Profitability is good and the economy will be good, so we think we will continue to do well in Indonesia. Airlines in Indonesia will do well in the country because many Indonesians have good incomes and they want to fly and these low-cost airlines are offering very attractive fares, so you and I can fly. It will continue to be better because the growth will be even better.
Which airline is Boeing's biggest customer in Indonesia?
Well, right now it is Lion Air which bought 150 NG [Next-Generation] airplanes like these ones here [Sriwijaya's newly acquired airplanes] and Lion will have 737 MAXes coming up [first delivery in 2017] and, of course, Sriwijaya is also our new customer in Indonesia. [National flag carrier] Garuda Indonesia is of course a big customer both for bigger airplanes like the Boeing 777 and it has already flown the Boeing 787 [Dreamliner family] and it has also bought 737 MAXes.
So we are doing very well with national carriers [from Indonesia] like Lion Air and Sriwijaya Air. There are other carriers [in Indonesia] which operate Boeing airplanes and as soon as they have better balances they will be tempted [to buy] after seeing Sriwijaya buying new airplanes from us.
How many aircraft have Garuda recently ordered from Boeing?
It already bought last year 50 Boeing 737 MAXes. Not one has been delivered because these are MAXes [which are still being built]. The delivery will be in the future [in 2017]. But we already delivered six 777-300 ERs and we will be delivering four more [soon to Garuda]. As you know at the Paris Airshow [in June], Garuda signed a memorandum of collaboration with us to look at purchasing 30 Boeing 787-9 Dreamliners so it is a great market in Indonesia, every type of airplane.
The Indonesian government has waived taxes for airplane engines and some aircraft spare parts. Does this policy help Boeing's sales to Indonesia? Have regulations in Indonesia been supportive of Boeing?
There are always ways to improve things but we let the government decide that and [with regard to the tax waiver for aircraft components] of course it is good for the market because anytime you reduce the costs, it increases the profitability and airlines can do more and better.

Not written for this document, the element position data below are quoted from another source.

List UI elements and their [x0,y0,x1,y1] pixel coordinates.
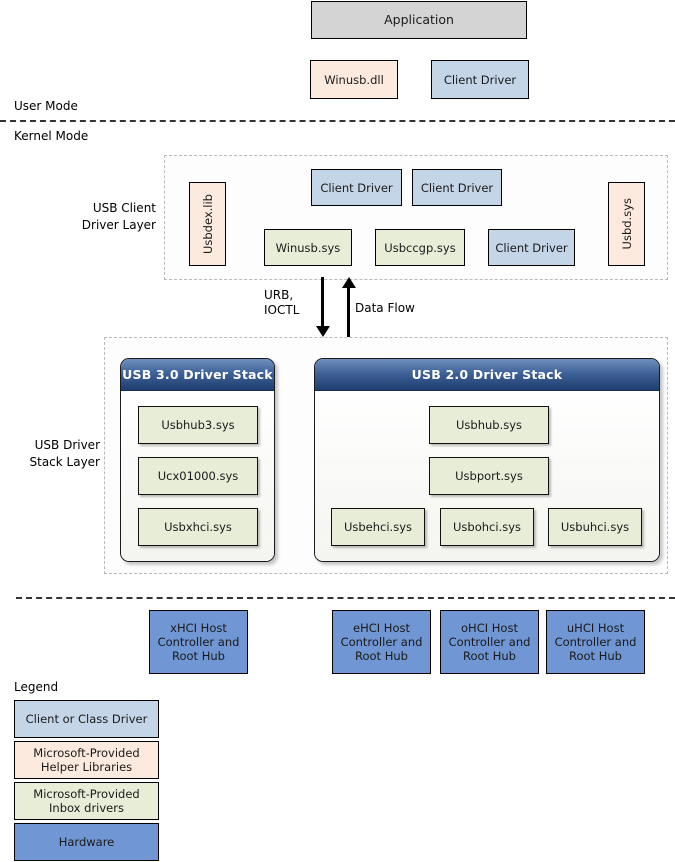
usb3-driver-stack-body: Usbhub3.sys Ucx01000.sys Usbxhci.sys [121,391,274,561]
legend-item-helper-libraries-label: Microsoft-Provided Helper Libraries [33,746,140,774]
client-driver-label-2: Client Driver [420,180,494,195]
usb-client-driver-layer-label-line2: Driver Layer [81,218,156,232]
urb-ioctl-label: URB, IOCTL [264,288,318,318]
usb2-item-usbuhci-label: Usbuhci.sys [560,520,630,534]
urb-ioctl-label-line1: URB, [264,288,294,302]
usb-client-driver-layer-label-line1: USB Client [92,201,156,215]
usb3-item-ucx01000: Ucx01000.sys [138,457,258,495]
client-driver-box-1: Client Driver [311,169,402,206]
winusb-dll-label: Winusb.dll [324,72,384,87]
usb3-item-ucx01000-label: Ucx01000.sys [157,469,239,483]
urb-ioctl-arrow-shaft [321,277,324,326]
usb-driver-stack-layer-label: USB Driver Stack Layer [0,437,101,471]
usb3-driver-stack-panel: USB 3.0 Driver Stack Usbhub3.sys Ucx0100… [120,358,275,562]
usb2-item-usbhub: Usbhub.sys [429,406,549,444]
client-driver-box-2: Client Driver [412,169,502,206]
urb-ioctl-arrow-head [316,326,330,337]
usb2-item-usbohci-label: Usbohci.sys [453,520,521,534]
usb2-driver-stack-panel: USB 2.0 Driver Stack Usbhub.sys Usbport.… [314,358,660,562]
user-kernel-divider [0,120,675,122]
software-hardware-divider [16,597,675,599]
usb2-driver-stack-title: USB 2.0 Driver Stack [315,359,659,391]
legend-item-client-or-class-driver: Client or Class Driver [14,700,159,738]
data-flow-arrow-head [342,277,356,288]
client-driver-label-3: Client Driver [495,240,568,255]
usbd-sys-label: Usbd.sys [619,198,634,250]
ehci-host-controller-label: eHCI Host Controller and Root Hub [340,621,423,663]
usb2-item-usbehci: Usbehci.sys [331,508,425,546]
legend-title: Legend [14,680,59,694]
application-label: Application [384,12,454,27]
legend-item-inbox-drivers: Microsoft-Provided Inbox drivers [14,782,159,820]
usbdex-lib-label: Usbdex.lib [200,193,215,255]
legend-item-helper-libraries: Microsoft-Provided Helper Libraries [14,741,159,779]
xhci-host-controller-label: xHCI Host Controller and Root Hub [157,621,240,663]
client-driver-box-3: Client Driver [488,229,575,266]
usb2-item-usbohci: Usbohci.sys [440,508,534,546]
usbccgp-sys-label: Usbccgp.sys [384,240,456,255]
user-mode-label: User Mode [14,99,78,113]
user-mode-client-driver-box: Client Driver [431,60,529,99]
ehci-host-controller-box: eHCI Host Controller and Root Hub [332,610,431,674]
legend-item-client-or-class-driver-label: Client or Class Driver [25,712,148,726]
usbd-sys-box: Usbd.sys [608,182,645,266]
usb2-driver-stack-body: Usbhub.sys Usbport.sys Usbehci.sys Usboh… [315,391,659,561]
legend-item-hardware: Hardware [14,823,159,861]
uhci-host-controller-box: uHCI Host Controller and Root Hub [546,610,645,674]
usbccgp-sys-box: Usbccgp.sys [375,229,465,266]
winusb-sys-label: Winusb.sys [275,240,341,255]
usb3-driver-stack-title: USB 3.0 Driver Stack [121,359,274,391]
user-mode-client-driver-label: Client Driver [443,72,517,87]
usb3-item-usbxhci: Usbxhci.sys [138,508,258,546]
data-flow-arrow-shaft [347,288,350,337]
data-flow-label: Data Flow [355,301,415,315]
usb2-item-usbport-label: Usbport.sys [455,469,523,483]
urb-ioctl-label-line2: IOCTL [264,303,300,317]
uhci-host-controller-label: uHCI Host Controller and Root Hub [554,621,637,663]
ohci-host-controller-label: oHCI Host Controller and Root Hub [448,621,531,663]
client-driver-label-1: Client Driver [320,180,393,195]
usb3-item-usbhub3: Usbhub3.sys [138,406,258,444]
usb3-item-usbhub3-label: Usbhub3.sys [161,418,235,432]
ohci-host-controller-box: oHCI Host Controller and Root Hub [440,610,539,674]
usb-driver-stack-layer-label-line1: USB Driver [34,438,100,452]
xhci-host-controller-box: xHCI Host Controller and Root Hub [149,610,248,674]
winusb-sys-box: Winusb.sys [264,229,352,266]
usb-driver-stack-layer-label-line2: Stack Layer [29,455,101,469]
usb2-item-usbuhci: Usbuhci.sys [548,508,642,546]
usb2-item-usbhub-label: Usbhub.sys [455,418,523,432]
legend-item-hardware-label: Hardware [58,835,115,849]
usb2-item-usbehci-label: Usbehci.sys [343,520,413,534]
usbdex-lib-box: Usbdex.lib [189,182,226,266]
winusb-dll-box: Winusb.dll [310,60,398,99]
kernel-mode-label: Kernel Mode [14,129,89,143]
application-box: Application [311,1,527,39]
usb2-item-usbport: Usbport.sys [429,457,549,495]
legend-item-inbox-drivers-label: Microsoft-Provided Inbox drivers [33,787,140,815]
usb3-item-usbxhci-label: Usbxhci.sys [164,520,232,534]
usb-client-driver-layer-label: USB Client Driver Layer [10,200,156,234]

Is there any agreement between Boeing and any local agency in Indonesia to produce spare parts locally in order to reduce the price of spare parts for Boeing's customers in Indonesia?
We are working in cooperation with Indonesia and in fact we just signed an memorandum of understanding with the government of Indonesia. It is about air traffic control and training as well as infrastructure, something in those areas. We don't yet have any agreement [to locally produce spare parts] but you have a great company called [Indonesia's state-owned aircraft manufacturer] IPTN [PT Dirgantara Indonesia] which has been there for long time.
We work with it but we are not producing spare parts as of now in Indonesia but we want to see a general improvement of aerospace infrastructure in Indonesia.